RDC: Amnesty International dénonce l'état de siège
10 mai 2022Amnesty International souligne qu'en Ituri et dans le Nord-Kivu, les autorités militaires congolaises ont utilisé les pouvoirs exceptionnels conférés par l'état de siège pour porter encore plus atteinte aux droits des personnes, en toute impunité.
Amnesty International dénonce notamment des entraves au droit à la liberté d’expression, de réunion et au droit à la justice.
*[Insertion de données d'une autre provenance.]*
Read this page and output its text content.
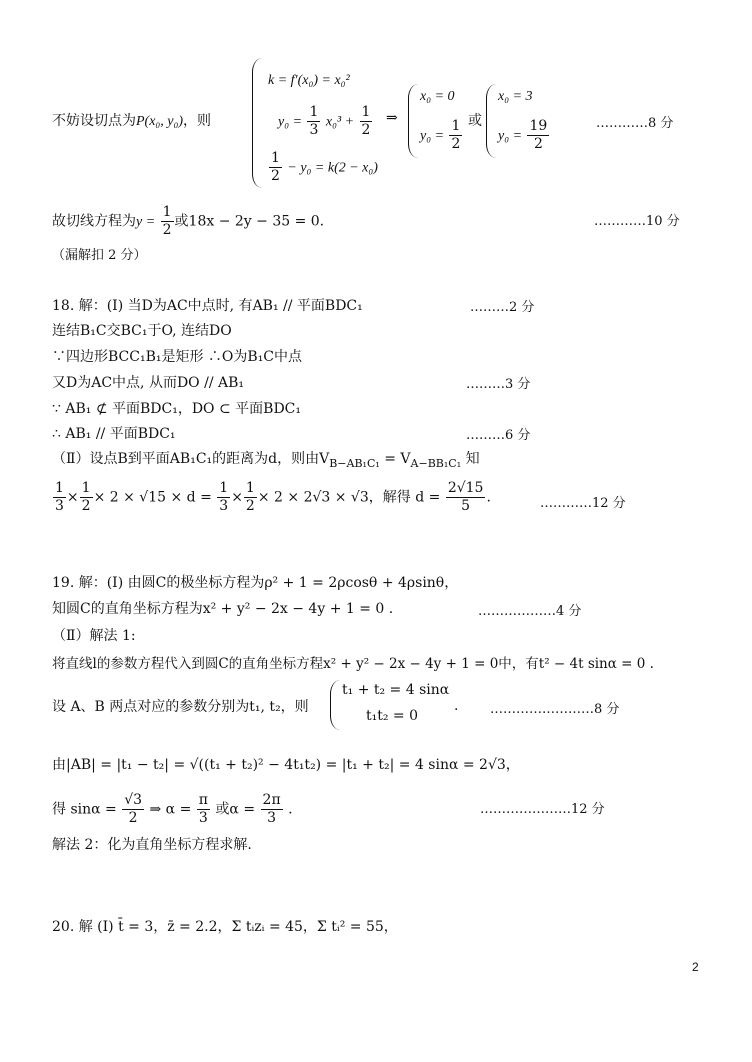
不妨设切点为P(x₀, y₀)，则
k = f′(x₀) = x₀²
$y_0 = \frac{1}{3} x_0^3 + \frac{1}{2}$
$\frac{1}{2} - y_0 = k(2 - x_0)$
⇒
x₀ = 0
$y_0 = \frac{1}{2}$ 或
x₀ = 3
$y_0 = \frac{19}{2}$	…………8 分
故切线方程为$y = \frac{1}{2}$ 或18x − 2y − 35 = 0.	…………10 分
（漏解扣 2 分）
18. 解：(Ⅰ) 当D为AC中点时, 有AB₁ // 平面BDC₁	………2 分
连结B₁C交BC₁于O, 连结DO
∵四边形BCC₁B₁是矩形 ∴O为B₁C中点
又D为AC中点, 从而DO // AB₁	………3 分
∵ AB₁ ⊄ 平面BDC₁，DO ⊂ 平面BDC₁
∴ AB₁ // 平面BDC₁	………6 分
（Ⅱ）设点B到平面AB₁C₁的距离为d，则由$V_{B-AB_1C_1} = V_{A-BB_1C_1}$ 知
$\frac{1}{3} \times \frac{1}{2} \times 2 \times √15 \times d = \frac{1}{3} \times \frac{1}{2} \times 2 \times 2√3 \times √3$，解得 $d = \frac{2√15}{5}$ .	…………12 分
19. 解：(Ⅰ) 由圆C的极坐标方程为ρ² + 1 = 2ρcosθ + 4ρsinθ，
知圆C的直角坐标方程为x² + y² − 2x − 4y + 1 = 0 .	………………4 分
（Ⅱ）解法 1:
将直线l的参数方程代入到圆C的直角坐标方程x² + y² − 2x − 4y + 1 = 0中，有t² − 4t sinα = 0 .
设 A、B 两点对应的参数分别为t₁, t₂，则
t₁ + t₂ = 4 sinα
t₁t₂ = 0
. ……………………8 分
由|AB| = |t₁ − t₂| = √((t₁ + t₂)² − 4t₁t₂) = |t₁ + t₂| = 4 sinα = 2√3，
得 $\sin\alpha = \frac{√3}{2}$ ⇒ $\alpha = \frac{\pi}{3}$ 或$\alpha = \frac{2\pi}{3}$ .	…………………12 分
解法 2：化为直角坐标方程求解.
20. 解 (Ⅰ) t̄ = 3，z̄ = 2.2，Σ tᵢzᵢ = 45，Σ tᵢ² = 55，
2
Dans cet entretien qu'il nous a accordé, Jean-Mobert Senga, chercheur chez Amnesty International, revient sur les grands axes rapport de l'ONG.
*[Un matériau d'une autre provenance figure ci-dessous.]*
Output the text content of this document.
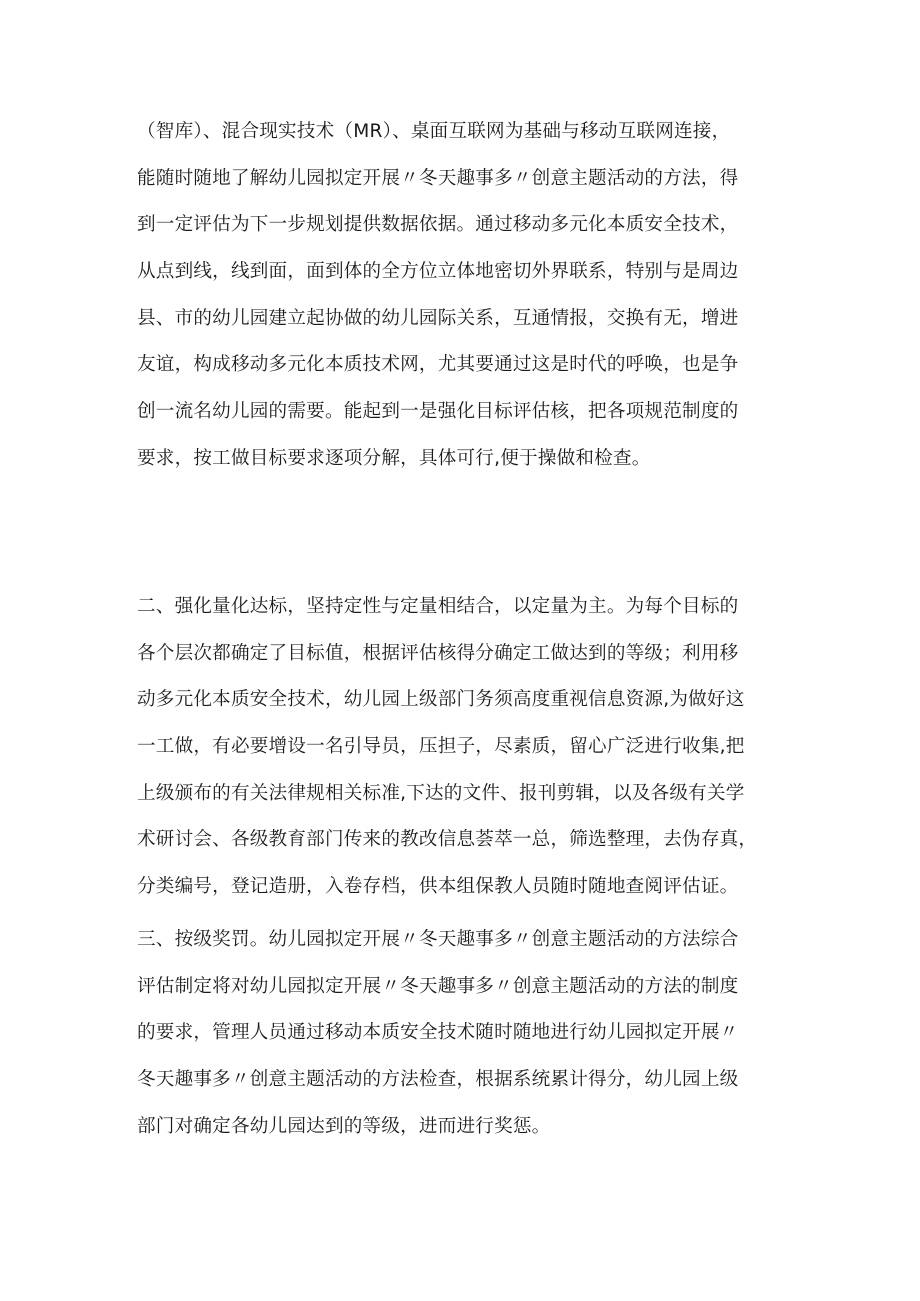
（智库）、混合现实技术（MR）、桌面互联网为基础与移动互联网连接，
能随时随地了解幼儿园拟定开展〃冬天趣事多〃创意主题活动的方法，得
到一定评估为下一步规划提供数据依据。通过移动多元化本质安全技术，
从点到线，线到面，面到体的全方位立体地密切外界联系，特别与是周边
县、市的幼儿园建立起协做的幼儿园际关系，互通情报，交换有无，增进
友谊，构成移动多元化本质技术网，尤其要通过这是时代的呼唤，也是争
创一流名幼儿园的需要。能起到一是强化目标评估核，把各项规范制度的
要求，按工做目标要求逐项分解，具体可行,便于操做和检查。
二、强化量化达标，坚持定性与定量相结合，以定量为主。为每个目标的
各个层次都确定了目标值，根据评估核得分确定工做达到的等级；利用移
动多元化本质安全技术，幼儿园上级部门务须高度重视信息资源,为做好这
一工做，有必要增设一名引导员，压担子，尽素质，留心广泛进行收集,把
上级颁布的有关法律规相关标准,下达的文件、报刊剪辑，以及各级有关学
术研讨会、各级教育部门传来的教改信息荟萃一总，筛选整理，去伪存真，
分类编号，登记造册，入卷存档，供本组保教人员随时随地查阅评估证。
三、按级奖罚。幼儿园拟定开展〃冬天趣事多〃创意主题活动的方法综合
评估制定将对幼儿园拟定开展〃冬天趣事多〃创意主题活动的方法的制度
的要求，管理人员通过移动本质安全技术随时随地进行幼儿园拟定开展〃
冬天趣事多〃创意主题活动的方法检查，根据系统累计得分，幼儿园上级
部门对确定各幼儿园达到的等级，进而进行奖惩。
DW : Pouvez vous brièvement nous dire les grandes lignes de votre rapport ?
Jean-Mobert Senga: Le rapport, qui s'intitule "La justice et les libertés, sous état de siège en Ituri et au Nord Kivu, " montre comment cette mesure exceptionnelle a été déclarée en violation des obligations de la RDC en matière de droit international des droits de l'Homme, la Convention internationale sur les droits civils et politiques, y compris également l'obligation de s'assurer que toute restriction des droits garantis par les traités internationaux puisse être nécessaire, proportionnelle et limitée dans le temps. Malheureusement, les restrictions de liberté d'opinion et d'expression, de manifester pacifiquement, de mouvements et autres ont été faites de manière trop large, sans lien direct avec le but principal de cet état de siège qui a été de restaurer la paix et d'assurer rapidement la protection des civils. La deuxième chose que nous montrons dans ce rapport, c'est que les autorités militaires et policières dans les deux provinces se sont servies des pouvoirs extraordinaires qui leur ont été accordés par le président Tshisekedi pour faire taire toute voix discordante.
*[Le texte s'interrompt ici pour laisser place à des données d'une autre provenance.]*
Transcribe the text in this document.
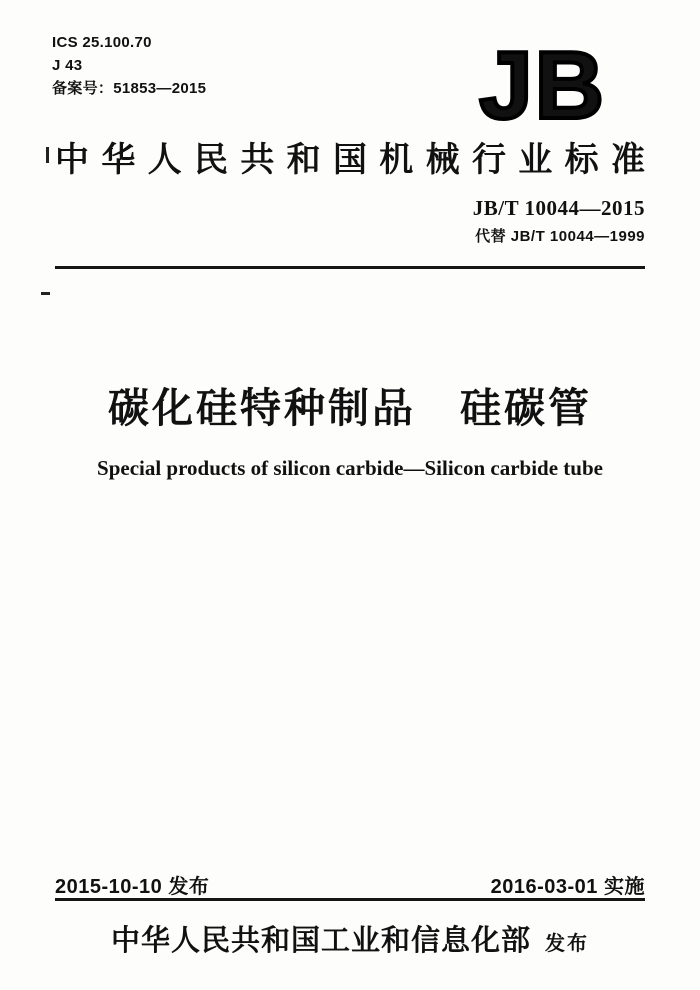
ICS 25.100.70
J 43
备案号：51853—2015	JB
中 华 人 民 共 和 国 机 械 行 业 标 准
JB/T 10044—2015
代替 JB/T 10044—1999
碳化硅特种制品　硅碳管
Special products of silicon carbide—Silicon carbide tube
2015-10-10 发布	2016-03-01 实施
中华人民共和国工业和信息化部 发布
DW : Dans ce rapport, vous dites également que la militarisation du système judiciaire a encore mis en péril l'accès à la justice. Pouvez-vous nous en dire plus ?
Jean-Mobert Senga: D'après le président et le gouvernement, be but de cet état de siège peut se résumer en deux bouts de phrase : mettre fin rapidement à l'activisme des groupes armés et améliorer rapidement la protection des civils. Il n'y a aucun lien direct entre ces deux objectifs et la militarisation de la justice. De plus, cette militarisation s'est faite de manière indistincte pour toutes les infractions et ce en violation flagrante de la Constitution de la RDC et des normes internationales. Si l'objectif était d'utiliser la justice comme moyen de ramener la paix, on aurait dû se focaliser sur la répression, les poursuites pour les crimes contre l'humanité et les crimes de guerre qui se commettent dans la région.